KONUT DOKUNULMAZLIĞININ İHLALİ SUÇU SUÇLA KORUNAN HUKUKSAL DEĞER:

Konut dokunulmazlığının ihlali, kişinin kendisine özgü barış ve sükununu ve yuvasındaki yaşamının sulh ve selametle cereyanı için var olması gerekli güvenlik duygusunun sarsılmasını ifade etmektedir. Yasa koyucu, bireylere karşı işlenen ve aynı zamanda onların muhtaç oldukları güvenlik ve sükunu ihlal eyleyen konut dokunulmazlığının ihlali fiillerini, “Hürriyete karşı işlenen suçlar” arasında bir suç olarak tanımlanmıştır.

Ceza Kanunu, konut dokunulmazlığını ihlal fiilini suç sayarken konu­tu değil, bir yeri konut olarak edinmiş olan kimsenin hürriyetini korumaktadır. Ceza Hukuku bakımından konut, kişi hürriyetinin oluşması için bir yer koşuludur.

Konut dokunulmazlığının ihlali fiillerinin suç olarak tanımlanmasıyla korunan hukuksal yarar, kişilerin oturdukları mahallerde huzurlu, güvenli ve sakin bir or­tamda dilediği gibi hareket etme ve yaşama hak ve özgürlüğünün korunmasıdır. Yasa koyucu, 116/2.fıkrada “İşyeri dokunulmazlığının ihlalini”de belirli koşul­larda suç sayarak yaptırım altına almakla ayrıca kişinin huzurlu, güvenli ve sakin bir ortamda dilediği gibi iş yapma ve çalışabilme özgürlüğünü korumayı da amaçlamıştır.

KONUT DOKUNULMAZLIĞININ İHLALİ SUÇU SUÇUN KONUSU:

Bu suçun maddi konusunu, 116/l.fıkradaki suç tanımında “konut” ve “eklenti”, 116/2.fıkradaki suç tanımında ise, açık bir rızaya gerek duyulmaksızın girilmesi mutat olan yerler dışında kalan “işyerleri ve eklentileri” oluşturmaktadır.

Ceza Kanunumuzda konut (mesken) kavramının ne anlama geldiği açıklanmamıştır.

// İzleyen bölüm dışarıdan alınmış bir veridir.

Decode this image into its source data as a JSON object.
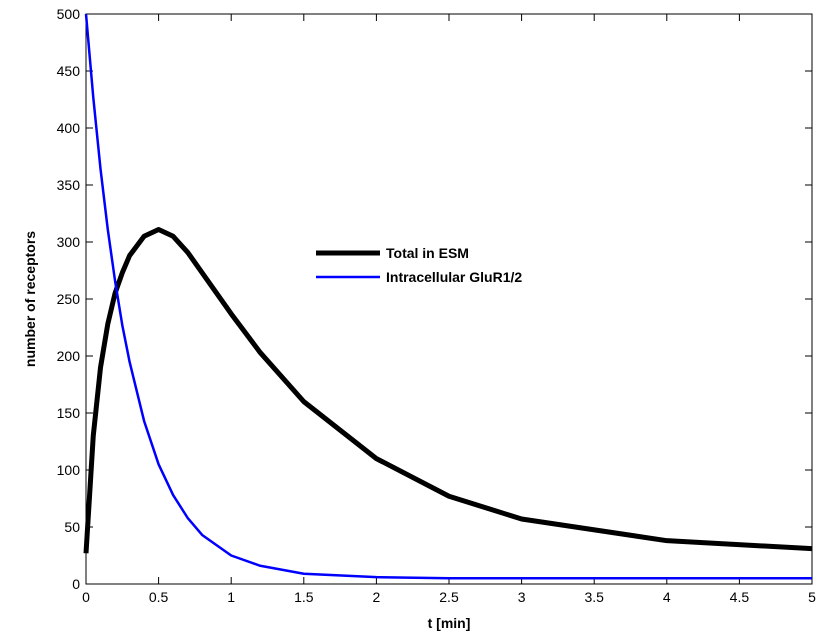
{
  "chart_data": {
    "type": "line",
    "x_label": "t [min]",
    "y_label": "number of receptors",
    "x": [
      0,
      0.05,
      0.1,
      0.15,
      0.2,
      0.25,
      0.3,
      0.4,
      0.5,
      0.6,
      0.7,
      0.8,
      1,
      1.2,
      1.5,
      2,
      2.5,
      3,
      4,
      5
    ],
    "series": [
      {
        "name": "Total in ESM",
        "color": "#000000",
        "width": 5,
        "values": [
          27,
          130,
          190,
          228,
          255,
          273,
          288,
          305,
          311,
          305,
          291,
          273,
          237,
          203,
          160,
          110,
          77,
          57,
          38,
          31
        ]
      },
      {
        "name": "Intracellular GluR1/2",
        "color": "#0000ff",
        "width": 2.5,
        "values": [
          500,
          427,
          364,
          311,
          266,
          227,
          195,
          143,
          105,
          78,
          58,
          43,
          25,
          16,
          9,
          6,
          5,
          5,
          5,
          5
        ]
      }
    ],
    "xlim": [
      0,
      5
    ],
    "xticks": [
      0,
      0.5,
      1,
      1.5,
      2,
      2.5,
      3,
      3.5,
      4,
      4.5,
      5
    ],
    "ylim": [
      0,
      500
    ],
    "yticks": [
      0,
      50,
      100,
      150,
      200,
      250,
      300,
      350,
      400,
      450,
      500
    ],
    "grid": false,
    "legend_position": "center"
  }
}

Bir yerin konut olarak kabul edilebilmesi için, aile hayatını ya da bireysel hayatın, yeme içme, yatma gibi temel yaşamsal faaliyetlerin kısmen veya tamamen, ser­bestçe yerine getirilmesi için kullanıma tahsis olunması gerekir. Bu itibarla, kahve­hane, sinema, tiyatro ve benzeri umuma açık yerler, umuma açık oldukları sürece konut niteliğinde değildirler, ancak yasal kurallara göre umuma açık bulunmaya­cakları belirlenmiş olan zamanlarda bu yerler de konut niteliğini kazanabilirler. Bir yer konut olarak ayrılmışsa, bu yerin günün tamamında veya birkaç saatinde kulla­nılmasının bu yerin konut sayılıp sayılmaması yönünden önemi yoktur. Geçici olarak da kalınsa diğer koşulların varlığı halinde bu yer konut sayılır. Gece istiraha­tına ayrılmamış fakat diğer ihtiyaçlardan bir veya bir kısmının (yemek yeme, misa­fir kabul etme gibi) yerine getirildiği yerin de konut olarak kabulü gerekir.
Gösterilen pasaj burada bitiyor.